The 2003 Valparaiso University graduate made her fitness-contest debut in the Kentucky Derby Festival Championships back in April in Louisville, where she finished second. This event was sanctioned by the National Physique Committee (NPC).

“I learned a lot about posing in that competition,” Roberts reflected. “I knew I had to step up my routine.”

She quickly changed up her routine and entered the NPC Jay Cutler Classic in May in Boston. This time, she received the overall championship trophy, beating out 11 other fitness competitors. She posed to “Little Red Riding Hood,” a techno song by A-Moe.

“I knew my poses better and I didn’t fall in my routine this time,” Roberts assessed, referring to a stumble in her April debut. “I think I did really well.”

By winning the Cutler Classic title, she qualified for the NPC National Fitness Championships on July 6-7 at Teaneck, N.J.

“Realistically, I would just like to place in the top five,” Roberts said. “It would be amazing if I became an IFBB [International Federation of Bodybuilding] pro. But I would have to place in the top two in my [tall] division to do that.”
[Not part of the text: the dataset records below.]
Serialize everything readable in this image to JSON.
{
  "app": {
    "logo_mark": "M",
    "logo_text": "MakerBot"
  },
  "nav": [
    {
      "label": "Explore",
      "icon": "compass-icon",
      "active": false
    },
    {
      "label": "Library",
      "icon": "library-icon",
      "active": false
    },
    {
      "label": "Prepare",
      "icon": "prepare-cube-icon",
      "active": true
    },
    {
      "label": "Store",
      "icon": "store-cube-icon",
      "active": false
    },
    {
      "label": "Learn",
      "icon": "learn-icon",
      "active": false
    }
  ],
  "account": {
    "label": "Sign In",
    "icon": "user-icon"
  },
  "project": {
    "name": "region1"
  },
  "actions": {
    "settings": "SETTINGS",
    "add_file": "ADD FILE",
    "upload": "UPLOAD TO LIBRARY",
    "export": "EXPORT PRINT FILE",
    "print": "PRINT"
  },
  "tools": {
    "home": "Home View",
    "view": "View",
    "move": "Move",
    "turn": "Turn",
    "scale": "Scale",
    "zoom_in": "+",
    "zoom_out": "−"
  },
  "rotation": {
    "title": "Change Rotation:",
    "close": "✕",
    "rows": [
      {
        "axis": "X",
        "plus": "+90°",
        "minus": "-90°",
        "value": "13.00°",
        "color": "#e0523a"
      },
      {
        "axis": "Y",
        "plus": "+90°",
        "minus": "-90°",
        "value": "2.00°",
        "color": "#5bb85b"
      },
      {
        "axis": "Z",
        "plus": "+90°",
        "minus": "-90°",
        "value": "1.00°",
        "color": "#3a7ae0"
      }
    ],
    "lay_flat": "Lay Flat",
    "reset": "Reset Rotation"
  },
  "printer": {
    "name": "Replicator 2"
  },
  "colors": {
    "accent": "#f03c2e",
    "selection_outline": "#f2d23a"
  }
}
After the national championships, she plans to eat regular food for a while, then gear up for improved showings in 2013.

Roberts said the diet of fitness athletes is strict — but not as strict as the kind required by competitive bodybuilders — noting that complex carbohydrates in small amounts are more tolerable for fitness athletes.

“We still need to have that muscle definition,” added Roberts, who usually diets down to 120 or 121 pounds to get in tip-top shape for competitions.

Roberts explained why she enjoys participating in a sport that receives so little publicity.

“It’s challenging,” she emphasized. “It gives me a sense of why I do the personal training. For some of my clients who are trying to lose weight, it gives me an idea of what it’s like when I’m losing weight. It gives me something in common with them.”